На площадях, где женщин истязали, –
знамена, речи, слезы и экстаз…
О славен миг, когда благословляли
на новый подвиг бурно толпы нас!
Царицын, январь 20 г.
Он не тот
Елейный поп сплеча трезвонит литургию;
в заученых мелодиях – мольбы
за человечество, весь мир, Россию.
Храм заковал вас в летаргию,
религии рабы.
Кому ты молишься, безумный, в этом храме,
где рдян, как кровь орнамент позолот?
К кому пришел с мольбою и слезами?
Чей лик ты увенчал цветами?
Безумец! Он не тот.
Иди! Он там, откуда армии в онучах
под барабанный марш в туман ушли,
где клочит блузы пулемет трескучий,
где пахарь плугом в полдень жгучий
взрывает грудь земли.
Александров. 1919 г.
Лезгинка
Зурны, пойте! Бубны, бейте!
Что утрачено – не жаль.
Вихрем радости развейте
сердца жгучую печаль.
Обожжем мы жизнь багрянцем;
будет подвигом наш грех;
вдохновленно с хмелем танца
звонко сплавим первый смех.
Жизнь – то резкое паденье,
то шальной и буйный взлет;
только в этой жуткой смене
сердце радостно живет.
Бубны, бейте!

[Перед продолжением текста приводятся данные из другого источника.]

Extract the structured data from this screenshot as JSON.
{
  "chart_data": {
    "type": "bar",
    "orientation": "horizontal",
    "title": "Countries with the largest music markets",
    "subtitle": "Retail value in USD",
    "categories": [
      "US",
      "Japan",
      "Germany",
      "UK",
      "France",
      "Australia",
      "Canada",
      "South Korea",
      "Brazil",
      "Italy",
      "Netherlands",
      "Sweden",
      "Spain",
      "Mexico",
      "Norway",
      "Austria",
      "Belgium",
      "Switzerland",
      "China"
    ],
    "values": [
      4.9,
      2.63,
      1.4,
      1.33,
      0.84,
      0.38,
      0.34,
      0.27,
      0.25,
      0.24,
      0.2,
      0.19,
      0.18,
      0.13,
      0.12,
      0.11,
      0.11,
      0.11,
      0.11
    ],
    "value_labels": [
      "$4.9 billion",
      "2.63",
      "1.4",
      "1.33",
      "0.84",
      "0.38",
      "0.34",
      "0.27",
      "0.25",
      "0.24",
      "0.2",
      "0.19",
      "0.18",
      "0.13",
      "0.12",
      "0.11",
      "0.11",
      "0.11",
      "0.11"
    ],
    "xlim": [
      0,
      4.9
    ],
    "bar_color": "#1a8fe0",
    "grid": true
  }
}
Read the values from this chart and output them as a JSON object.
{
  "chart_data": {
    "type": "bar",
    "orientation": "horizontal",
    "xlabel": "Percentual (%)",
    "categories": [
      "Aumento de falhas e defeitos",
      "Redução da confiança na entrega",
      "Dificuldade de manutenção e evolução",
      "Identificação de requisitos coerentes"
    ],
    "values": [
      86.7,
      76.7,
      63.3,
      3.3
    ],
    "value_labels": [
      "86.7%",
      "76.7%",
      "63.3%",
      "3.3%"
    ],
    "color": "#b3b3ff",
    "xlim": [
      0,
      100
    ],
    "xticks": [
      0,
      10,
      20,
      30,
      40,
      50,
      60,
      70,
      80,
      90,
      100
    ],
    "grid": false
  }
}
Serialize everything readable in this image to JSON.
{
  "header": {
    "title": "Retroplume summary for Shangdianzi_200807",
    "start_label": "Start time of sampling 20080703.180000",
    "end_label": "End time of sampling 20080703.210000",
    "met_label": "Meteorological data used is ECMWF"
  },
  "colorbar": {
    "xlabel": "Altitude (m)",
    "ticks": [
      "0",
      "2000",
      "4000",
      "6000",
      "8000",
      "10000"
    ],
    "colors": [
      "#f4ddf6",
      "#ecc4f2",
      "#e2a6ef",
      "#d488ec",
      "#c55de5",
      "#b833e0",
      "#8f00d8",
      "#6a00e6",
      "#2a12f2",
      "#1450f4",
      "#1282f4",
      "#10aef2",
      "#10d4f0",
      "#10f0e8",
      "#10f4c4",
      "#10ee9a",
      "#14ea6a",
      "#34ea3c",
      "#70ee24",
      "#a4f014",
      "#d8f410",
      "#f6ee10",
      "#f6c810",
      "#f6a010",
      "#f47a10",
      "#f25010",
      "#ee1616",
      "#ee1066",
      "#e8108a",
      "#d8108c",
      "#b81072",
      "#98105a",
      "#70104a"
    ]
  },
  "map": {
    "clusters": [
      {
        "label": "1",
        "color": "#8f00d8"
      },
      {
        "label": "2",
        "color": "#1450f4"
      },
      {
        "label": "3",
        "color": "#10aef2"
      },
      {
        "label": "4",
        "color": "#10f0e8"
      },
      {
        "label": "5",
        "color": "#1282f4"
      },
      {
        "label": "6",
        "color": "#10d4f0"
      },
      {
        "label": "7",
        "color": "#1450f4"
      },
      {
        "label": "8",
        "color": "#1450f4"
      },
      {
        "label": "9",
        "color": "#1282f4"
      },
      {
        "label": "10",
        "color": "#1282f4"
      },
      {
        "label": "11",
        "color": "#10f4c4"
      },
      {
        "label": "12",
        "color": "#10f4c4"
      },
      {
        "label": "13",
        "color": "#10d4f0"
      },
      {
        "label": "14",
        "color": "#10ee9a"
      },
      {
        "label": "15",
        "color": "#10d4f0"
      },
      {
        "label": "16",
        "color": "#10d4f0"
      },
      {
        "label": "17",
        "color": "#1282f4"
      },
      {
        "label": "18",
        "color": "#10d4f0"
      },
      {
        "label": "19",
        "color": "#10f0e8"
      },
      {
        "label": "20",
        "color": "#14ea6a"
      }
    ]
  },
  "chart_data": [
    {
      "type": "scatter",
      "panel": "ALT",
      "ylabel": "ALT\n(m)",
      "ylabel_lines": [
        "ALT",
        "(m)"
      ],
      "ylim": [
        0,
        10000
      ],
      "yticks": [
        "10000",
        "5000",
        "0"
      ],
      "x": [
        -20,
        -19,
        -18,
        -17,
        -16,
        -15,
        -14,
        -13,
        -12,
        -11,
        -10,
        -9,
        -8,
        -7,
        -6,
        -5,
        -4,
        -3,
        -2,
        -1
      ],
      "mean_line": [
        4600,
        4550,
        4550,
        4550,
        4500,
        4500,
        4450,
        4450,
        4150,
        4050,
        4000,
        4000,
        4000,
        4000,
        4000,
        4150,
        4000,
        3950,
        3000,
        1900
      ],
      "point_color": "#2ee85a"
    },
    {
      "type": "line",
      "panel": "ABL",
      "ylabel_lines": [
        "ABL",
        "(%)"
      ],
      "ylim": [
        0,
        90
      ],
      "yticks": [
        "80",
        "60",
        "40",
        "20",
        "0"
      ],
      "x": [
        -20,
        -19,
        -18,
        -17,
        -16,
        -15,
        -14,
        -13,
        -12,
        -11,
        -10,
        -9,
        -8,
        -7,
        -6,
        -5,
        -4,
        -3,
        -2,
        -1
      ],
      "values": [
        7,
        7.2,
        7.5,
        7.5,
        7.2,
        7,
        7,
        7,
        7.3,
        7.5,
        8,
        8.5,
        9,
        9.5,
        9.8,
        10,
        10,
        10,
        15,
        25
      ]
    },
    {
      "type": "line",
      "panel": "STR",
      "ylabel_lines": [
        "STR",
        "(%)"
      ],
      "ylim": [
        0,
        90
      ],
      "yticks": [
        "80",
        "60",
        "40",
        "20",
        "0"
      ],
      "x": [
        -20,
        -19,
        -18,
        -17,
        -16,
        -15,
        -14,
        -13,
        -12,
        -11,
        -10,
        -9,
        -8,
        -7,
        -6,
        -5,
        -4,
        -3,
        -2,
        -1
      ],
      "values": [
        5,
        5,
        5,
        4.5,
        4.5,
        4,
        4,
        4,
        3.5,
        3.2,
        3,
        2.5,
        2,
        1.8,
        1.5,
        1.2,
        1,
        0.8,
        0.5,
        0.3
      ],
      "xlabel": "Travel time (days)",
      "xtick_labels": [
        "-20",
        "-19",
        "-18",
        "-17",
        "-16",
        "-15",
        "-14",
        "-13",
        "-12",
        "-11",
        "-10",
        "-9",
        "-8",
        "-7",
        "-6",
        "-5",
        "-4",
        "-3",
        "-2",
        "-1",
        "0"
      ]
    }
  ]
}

Зурны, пойте!
Нам не жаль былых утрат.
В молодой экстаз раскройте
повитой печалью взгляд.
Владикавказ.
1920 г.
Кузница в лесу
Ладя горны
и задорно
день-деньской
по наковальне
гулко молотом
стуча,
двое черных
и проворных
кузнецов
под звон хрустальный
рубят золото
сплеча.
Хмеля-море,
лишь бы спорить.
Знают ясно:
–радость жизни
вся вот в этих
парах рук…
Вьюга ало
в фартук брыжжет,
молот властный
по металлу
мерно метит
«тук-да-тук».
И до гроба
будут оба,
без конца
друг с другом споря,
песней вторить
молотку,
а кукушка
на опушке
кузнецам
скукует в руку
злую скуку
и тоску.
Пляшет солнце
у оконца:
куй, кузнец,
покуда молод,
бой сердец –
вот этот стук;
счет кукушка
на опушке
подведет,
и звонкий молот
упадет
из цепких рук.
Волчий-Скит. 1920 г.
Теплынь
Лохмы изб таят мечту о хлебе;
грезит деревенька после стужи;
долго плещется шафранный лебедь
за плетнем в крапленной синью луже.
Тыча в лапоть новенькое лыко,
туго ловит дед с заполья зык, –
только видит, как корявым ликом
улыбается ему сосед – мужик.
Дед пойдет проселочной дорогой
раскидать червонцы по овражку,
мол, смотри: у самого то много-ль
а душа с сермягой нараспашку.
Щедрый по весне – он скуп все лето:
жизнь свою зажмет в ладонь гумна;
не поверит сизый дед, что где-то
жатву ждет гражданская война.
Вздыбят ветры злачное всколосье,
выткут небо огневые вспыхи,
а у изб, зарывшихся в откосе,
думы будут ласковы и тихи.
Волчий-Скит. 1920 г.
Хризантемы на баррикадах
Вы – тона жемчужной сочной акварели.
Нанизать любили фраз напевных нить,
до поры шутить вы, ярко лгать умели,
но влюбленность сердца не умели скрыть.
Бальный ветер вертит крылья мельниц вздора,
и крикливо блещет ваш салонный стиль, –
целый день скучать вам дома за ликером,
ночью на бульваре танцевать кадриль,
а потом жеманно только мне признаться
в полутемной нише узкого окна:
– «Миленький, люблю я. Хочешь целоваться?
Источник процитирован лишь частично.